JUGGERNAT'H FESTIVAL.

The sight of the dead pilgrims by the roadside in this part of India is very dreadful; they go to Juggernat'h by hundreds, or rather by thousands. At the grand festival in June this year, when the car of Juggernat'h is dragged from the temple to his country house, there were present at least eighty thousand pilgrims from all parts of India, who each make large offerings to the idol, and during their stay are not allowed to eat any food but what has been prepared in the temple by the priests. Of course, for this food a most exorbitant price is charged, and at the same time it is of so inferior a quality that numbers died of cholera in consequence of eating it. Many of the pilgrims when they leave Pooree have not a pice left, and literally lie down and die of starvation by the roadside. The instant they are dead they are surrounded by jackals, dogs, and vultures, who quickly peel all the flesh from the bones: it is a horrid sight, but one which is too frequent to create surprise.

To the support of this temple our Christian government pays 6000l. a-year, whilst at other places it supports one, two, or more priests. Some will scarcely understand all the arguments by which this pernicious support of idolatry is defended. The principal reason given is, that, when we took possession of the country, we found a number of heathen temples, supported out of the produce of certain lands which were appropriated to their service; and that we, having taken possession of those lands, are bound to support the same temples by money derived from our own revenue. When the Roman Catholics conquered a country, their first object was to extirpate idolatry; when the Mohammedans waged war, they did it in order to destroy the idols of the heathens; but we encourage and protect all those wicked and evil superstitions.

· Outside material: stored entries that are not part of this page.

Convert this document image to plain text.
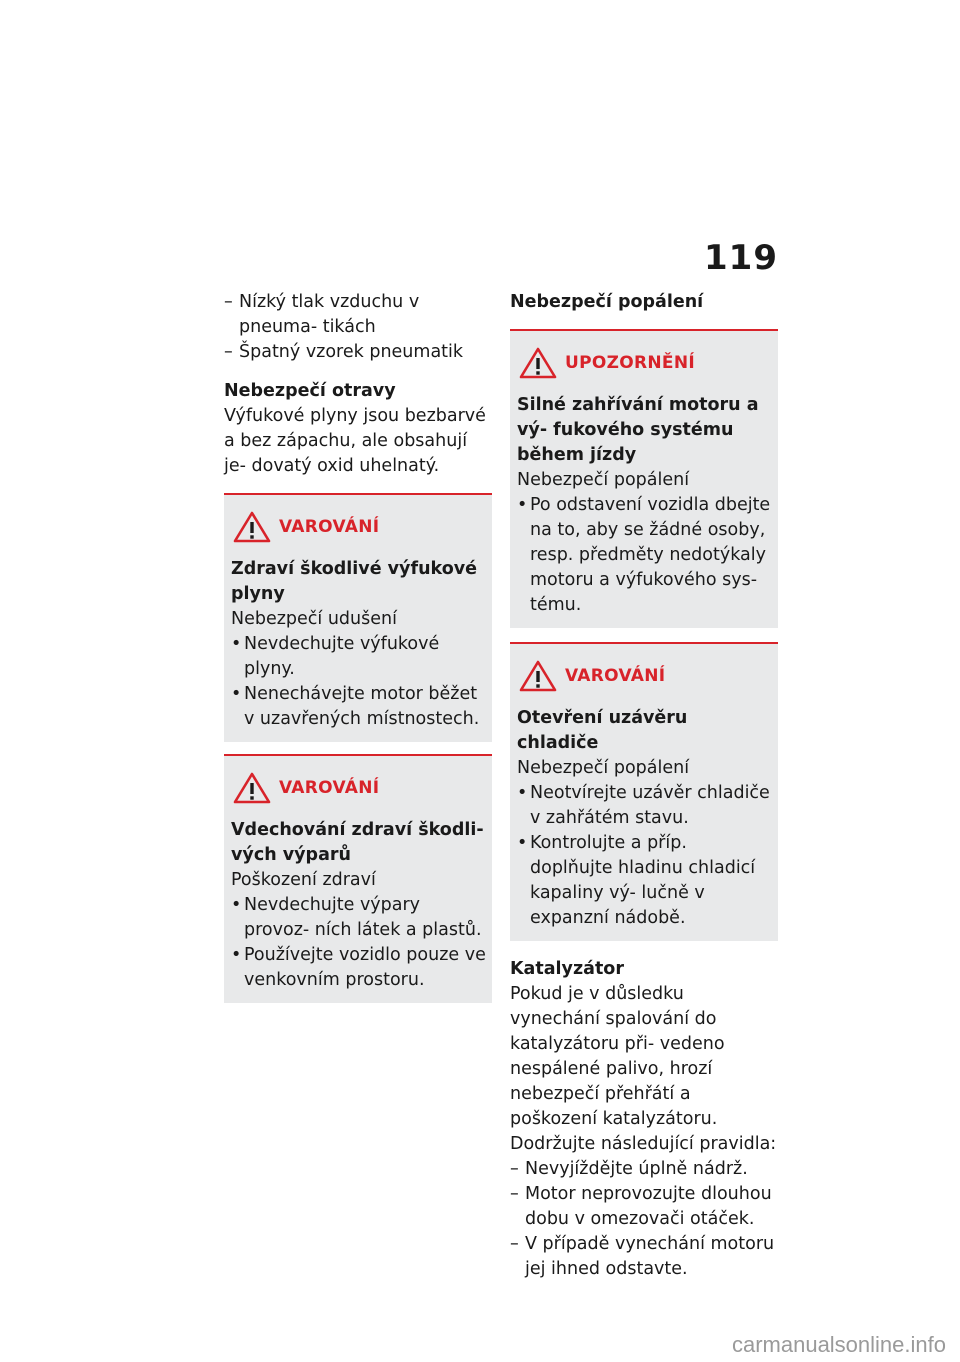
119
– Nízký tlak vzduchu v pneuma- tikách
– Špatný vzorek pneumatik

Nebezpečí otravy

Výfukové plyny jsou bezbarvé a bez zápachu, ale obsahují je- dovatý oxid uhelnatý.

VAROVÁNÍ

Zdraví škodlivé výfukové plyny

Nebezpečí udušení

• Nevdechujte výfukové plyny.
• Nenechávejte motor běžet v uzavřených místnostech.
VAROVÁNÍ

Vdechování zdraví škodli- vých výparů

Poškození zdraví

• Nevdechujte výpary provoz- ních látek a plastů.
• Používejte vozidlo pouze ve venkovním prostoru.

Nebezpečí popálení

UPOZORNĚNÍ

Silné zahřívání motoru a vý- fukového systému během jízdy

Nebezpečí popálení

• Po odstavení vozidla dbejte na to, aby se žádné osoby, resp. předměty nedotýkaly motoru a výfukového sys- tému.
VAROVÁNÍ

Otevření uzávěru chladiče

Nebezpečí popálení

• Neotvírejte uzávěr chladiče v zahřátém stavu.
• Kontrolujte a příp. doplňujte hladinu chladicí kapaliny vý- lučně v expanzní nádobě.

Katalyzátor

Pokud je v důsledku vynechání spalování do katalyzátoru při- vedeno nespálené palivo, hrozí nebezpečí přehřátí a poškození katalyzátoru.

Dodržujte následující pravidla:

– Nevyjíždějte úplně nádrž.
– Motor neprovozujte dlouhou dobu v omezovači otáček.
– V případě vynechání motoru jej ihned odstavte.
carmanualsonline.info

Terrible as is the sight of the mutilated bodies of the pilgrims, it is not to me half so shocking as their thanks when they are relieved. As I travel, some poor wretch, who has more the appearance of a skeleton than a human being, comes to the side of the palanquin, and cries in Hindustanee, "Oh, great king, have mercy! I have been to Juggernat'h, and I have no rice. I have not tasted food, O great king, for three days. Oh, great king, give me some cowries to buy some rice!" I give the man a pice or two, and then he exclaims, "May Juggernat'h bless you, O great being! May Juggernat'h make you prosperous!" This invocation of a blessing from an idol sounds most frightful. The horrors of the roadside scene I will not describe—they are too fearful.

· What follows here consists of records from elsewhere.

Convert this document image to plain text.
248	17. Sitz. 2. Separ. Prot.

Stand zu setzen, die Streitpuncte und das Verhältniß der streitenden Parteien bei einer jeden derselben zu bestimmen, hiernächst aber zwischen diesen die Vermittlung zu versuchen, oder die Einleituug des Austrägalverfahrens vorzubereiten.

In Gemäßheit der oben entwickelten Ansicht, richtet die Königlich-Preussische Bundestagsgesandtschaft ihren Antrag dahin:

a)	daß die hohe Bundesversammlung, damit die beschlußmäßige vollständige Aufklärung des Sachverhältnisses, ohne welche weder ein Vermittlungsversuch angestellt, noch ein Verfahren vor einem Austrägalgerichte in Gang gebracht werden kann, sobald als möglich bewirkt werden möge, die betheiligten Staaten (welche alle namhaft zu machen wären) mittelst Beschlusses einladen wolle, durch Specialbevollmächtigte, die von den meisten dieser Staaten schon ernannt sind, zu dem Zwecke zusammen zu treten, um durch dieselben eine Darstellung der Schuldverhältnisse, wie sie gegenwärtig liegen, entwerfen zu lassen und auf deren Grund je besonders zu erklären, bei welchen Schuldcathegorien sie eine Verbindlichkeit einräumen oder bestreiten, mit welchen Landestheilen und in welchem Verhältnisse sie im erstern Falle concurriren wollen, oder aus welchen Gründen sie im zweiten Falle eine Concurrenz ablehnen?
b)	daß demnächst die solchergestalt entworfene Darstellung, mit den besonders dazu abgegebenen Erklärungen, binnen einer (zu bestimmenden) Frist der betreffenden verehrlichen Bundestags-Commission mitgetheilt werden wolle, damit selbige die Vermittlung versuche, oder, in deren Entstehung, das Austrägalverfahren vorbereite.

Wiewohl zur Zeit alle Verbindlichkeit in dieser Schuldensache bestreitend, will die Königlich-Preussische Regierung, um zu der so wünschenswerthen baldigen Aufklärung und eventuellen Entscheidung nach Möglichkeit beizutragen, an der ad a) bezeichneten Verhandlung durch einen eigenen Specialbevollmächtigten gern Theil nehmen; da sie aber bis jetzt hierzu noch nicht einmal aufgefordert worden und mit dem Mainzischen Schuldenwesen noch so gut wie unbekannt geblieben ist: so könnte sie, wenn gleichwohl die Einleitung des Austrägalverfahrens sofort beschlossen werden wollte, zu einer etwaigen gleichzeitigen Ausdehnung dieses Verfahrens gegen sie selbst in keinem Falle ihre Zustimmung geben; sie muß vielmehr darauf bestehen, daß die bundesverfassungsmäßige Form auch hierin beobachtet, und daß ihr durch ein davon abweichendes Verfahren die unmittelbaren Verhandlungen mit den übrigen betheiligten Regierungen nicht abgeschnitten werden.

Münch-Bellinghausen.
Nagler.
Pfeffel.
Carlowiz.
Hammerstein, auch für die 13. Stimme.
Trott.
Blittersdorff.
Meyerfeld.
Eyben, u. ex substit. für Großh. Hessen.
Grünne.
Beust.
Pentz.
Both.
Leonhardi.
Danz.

The above account reminds me of the exaggerated manner of expression in use among the Eastern nations. I will give another instance of it, premising that it is the usual style of language employed by the natives towards their European masters. At Midnapore, the other day, I wanted to call on the commanding officer; I accordingly got into a tanjore,—that is, the body of a gig, supported on two poles, and carried by men. As they took me up, I told them to go to the Colonel Sahib's; they spoke together for a few minutes, and then one of them said in Hindustanee, "O representative of God, your slaves do not know where the Colonel Sahib lives."

"Well, do you know where the Salt-Agent Sahib lives?"

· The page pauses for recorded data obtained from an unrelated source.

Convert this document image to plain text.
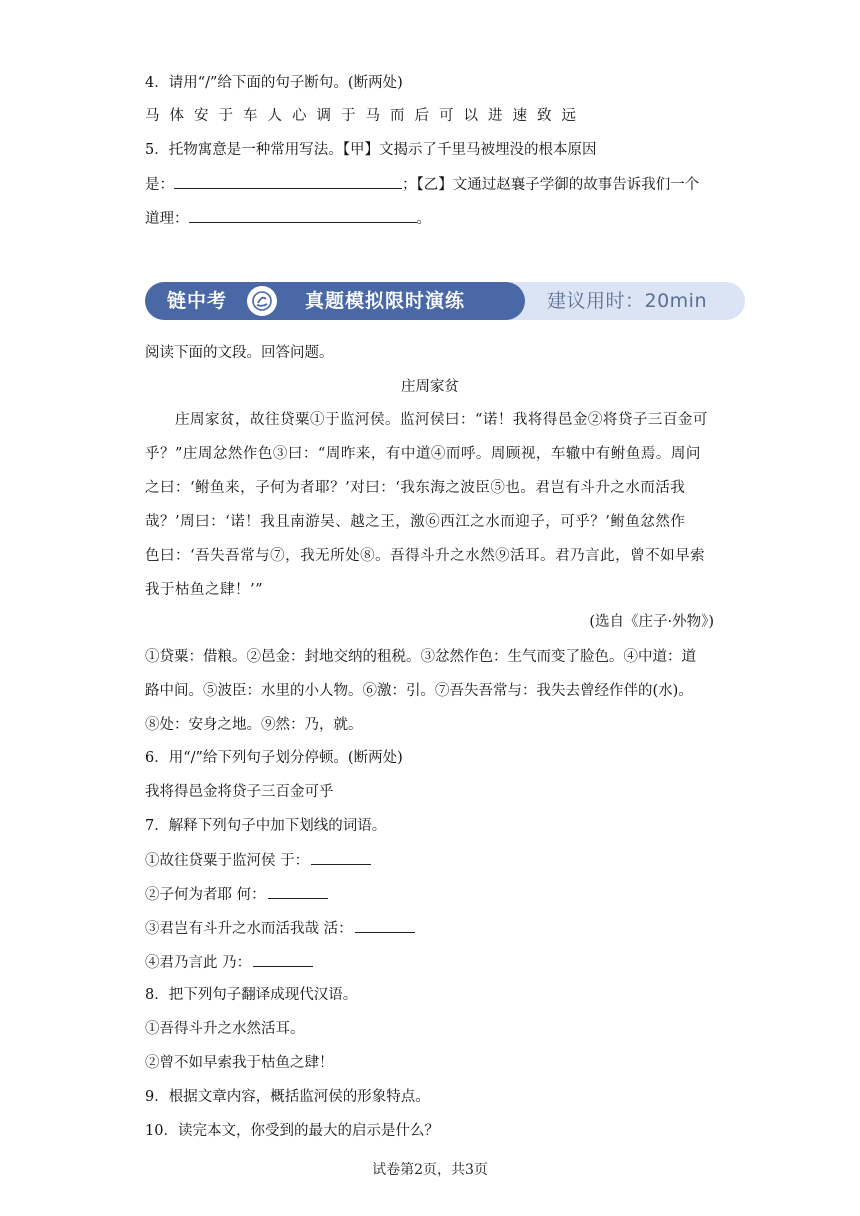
4．请用“/”给下面的句子断句。(断两处)
马体安于车人心调于马而后可以进速致远
5．托物寓意是一种常用写法。【甲】文揭示了千里马被埋没的根本原因
是：	；【乙】文通过赵襄子学御的故事告诉我们一个
道理：	。
链中考	真题模拟限时演练	建议用时：20min
阅读下面的文段。回答问题。
庄周家贫
庄周家贫，故往贷粟①于监河侯。监河侯曰：“诺！我将得邑金②将贷子三百金可
乎？”庄周忿然作色③曰：“周昨来，有中道④而呼。周顾视，车辙中有鲋鱼焉。周问
之曰：‘鲋鱼来，子何为者耶？’对曰：‘我东海之波臣⑤也。君岂有斗升之水而活我
哉？’周曰：‘诺！我且南游吴、越之王，激⑥西江之水而迎子，可乎？’鲋鱼忿然作
色曰：‘吾失吾常与⑦，我无所处⑧。吾得斗升之水然⑨活耳。君乃言此，曾不如早索
我于枯鱼之肆！’”
(选自《庄子·外物》)
①贷粟：借粮。②邑金：封地交纳的租税。③忿然作色：生气而变了脸色。④中道：道
路中间。⑤波臣：水里的小人物。⑥激：引。⑦吾失吾常与：我失去曾经作伴的(水)。
⑧处：安身之地。⑨然：乃，就。
6．用“/”给下列句子划分停顿。(断两处)
我将得邑金将贷子三百金可乎
7．解释下列句子中加下划线的词语。
①故往贷粟于监河侯 于：
②子何为者耶 何：
③君岂有斗升之水而活我哉 活：
④君乃言此 乃：
8．把下列句子翻译成现代汉语。
①吾得斗升之水然活耳。
②曾不如早索我于枯鱼之肆！
9．根据文章内容，概括监河侯的形象特点。
10．读完本文，你受到的最大的启示是什么？
试卷第2页，共3页
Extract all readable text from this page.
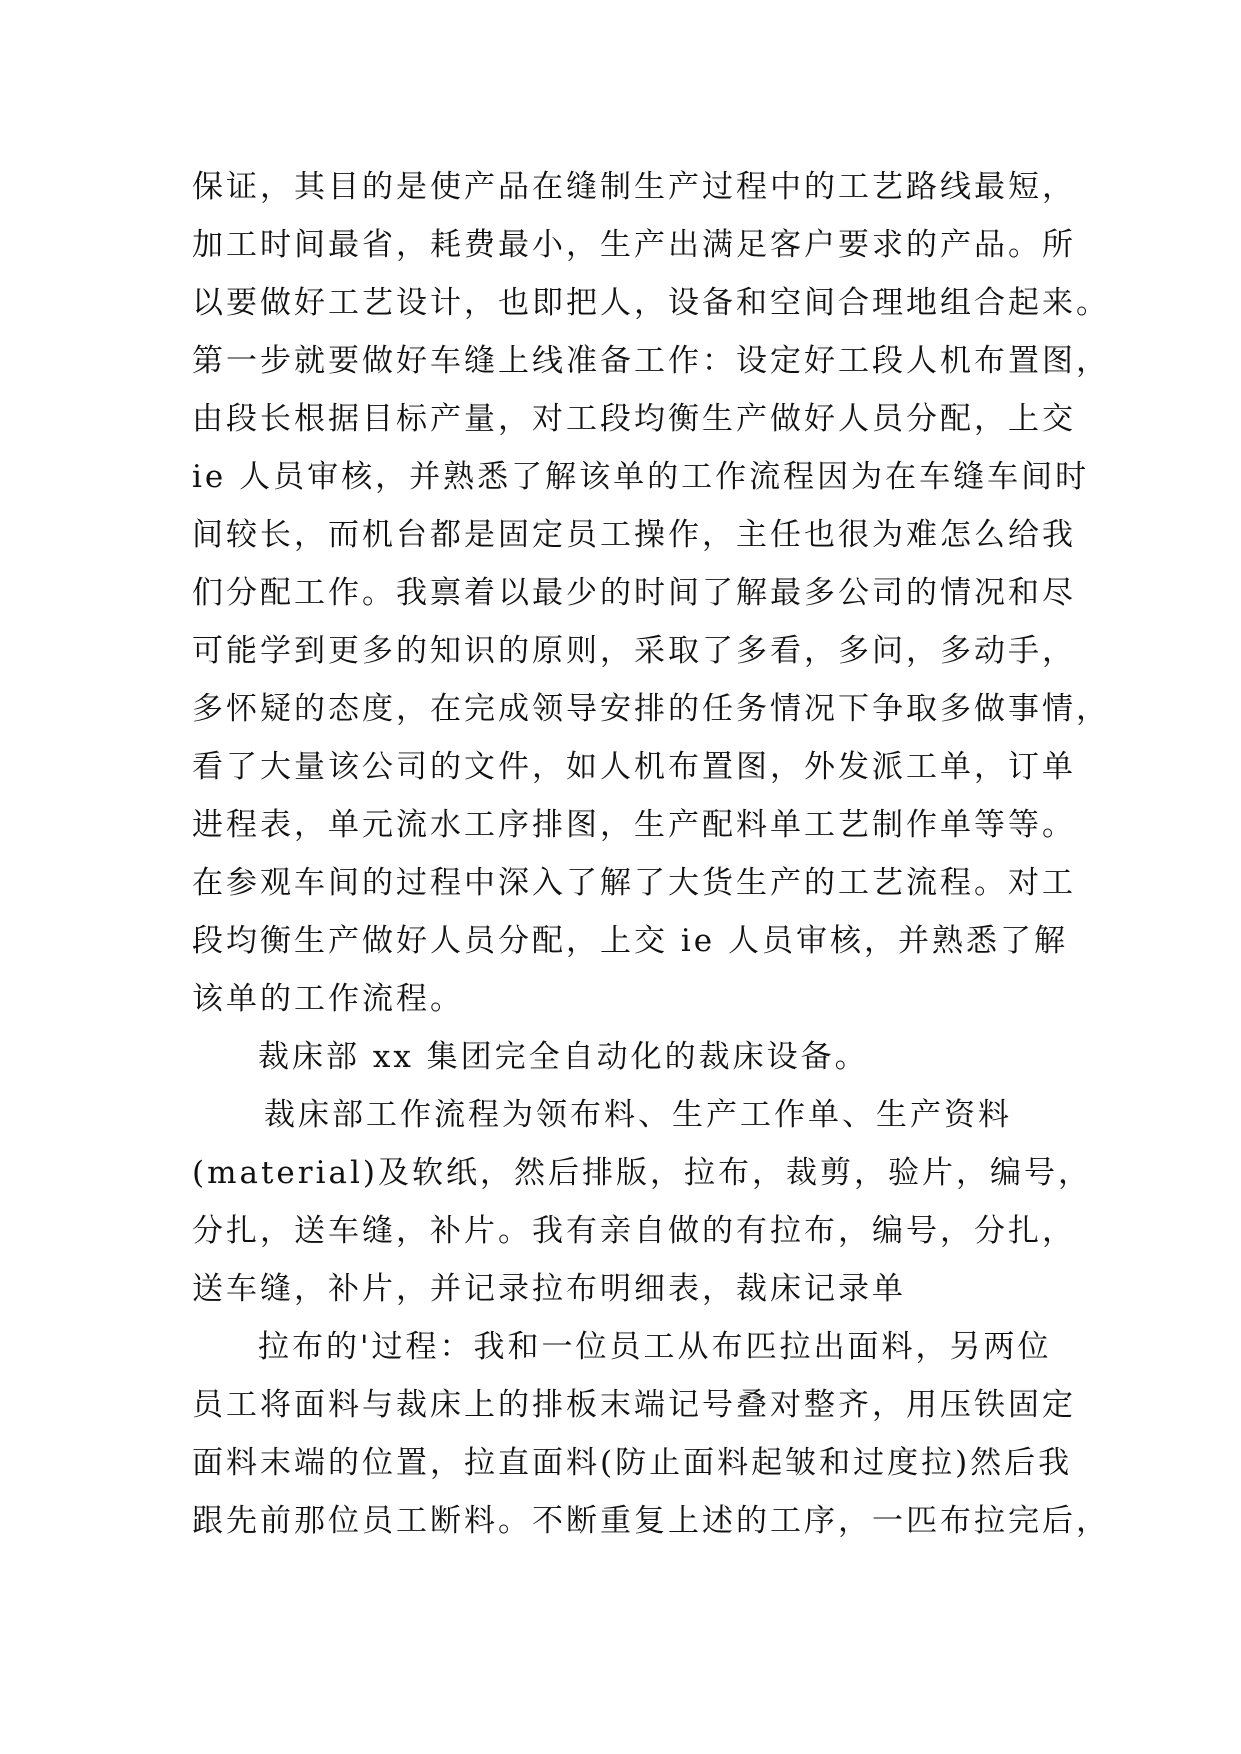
保证，其目的是使产品在缝制生产过程中的工艺路线最短，
加工时间最省，耗费最小，生产出满足客户要求的产品。所
以要做好工艺设计，也即把人，设备和空间合理地组合起来。
第一步就要做好车缝上线准备工作：设定好工段人机布置图，
由段长根据目标产量，对工段均衡生产做好人员分配，上交
ie 人员审核，并熟悉了解该单的工作流程因为在车缝车间时
间较长，而机台都是固定员工操作，主任也很为难怎么给我
们分配工作。我禀着以最少的时间了解最多公司的情况和尽
可能学到更多的知识的原则，采取了多看，多问，多动手，
多怀疑的态度，在完成领导安排的任务情况下争取多做事情，
看了大量该公司的文件，如人机布置图，外发派工单，订单
进程表，单元流水工序排图，生产配料单工艺制作单等等。
在参观车间的过程中深入了解了大货生产的工艺流程。对工
段均衡生产做好人员分配，上交 ie 人员审核，并熟悉了解
该单的工作流程。
裁床部 xx 集团完全自动化的裁床设备。
裁床部工作流程为领布料、生产工作单、生产资料
(material)及软纸，然后排版，拉布，裁剪，验片，编号，
分扎，送车缝，补片。我有亲自做的有拉布，编号，分扎，
送车缝，补片，并记录拉布明细表，裁床记录单
拉布的'过程：我和一位员工从布匹拉出面料，另两位
员工将面料与裁床上的排板末端记号叠对整齐，用压铁固定
面料末端的位置，拉直面料(防止面料起皱和过度拉)然后我
跟先前那位员工断料。不断重复上述的工序，一匹布拉完后，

"Yes, O representative of God."

"Then take me there."

I had turned away a domestic for being impertinent—a case of very rare occurrence amongst the natives. He was my own personal attendant, and an excellent servant, but I would not allow him to be insolent, and therefore discharged him at once. For weeks this man stood at the gate of my compound, ran for miles by the side of my palanquin when I went out in it, and, if he saw me walking, threw himself on the ground at full length before me, extending his hands clasped over his head, and then crept or rather glided on his stomach close to me, kissed my feet, placed them on his head, and, whilst the tears ran from his eyes, exclaimed in Hindustanee, "O great being! O representative of God, have pity on your slave! punish me, whip me, but let me be your slave, O great king!" One day he brought his two little boys with him, and made them also kneel at my feet. He was an old man with a long beard, and he rubbed it in the dust, and cried and sobbed. I looked at his sons, and thought of my own children, and, as I considered he had been sufficiently punished, I told him to get up and I would try him again. He raised himself on his knees, and kissed the hem of my garment.[5] He is now the most useful servant I have. He is a sheikh—Sheikh Ibrahim is his name, and he had served every one of my predecessors, the chaplains at Cuttack.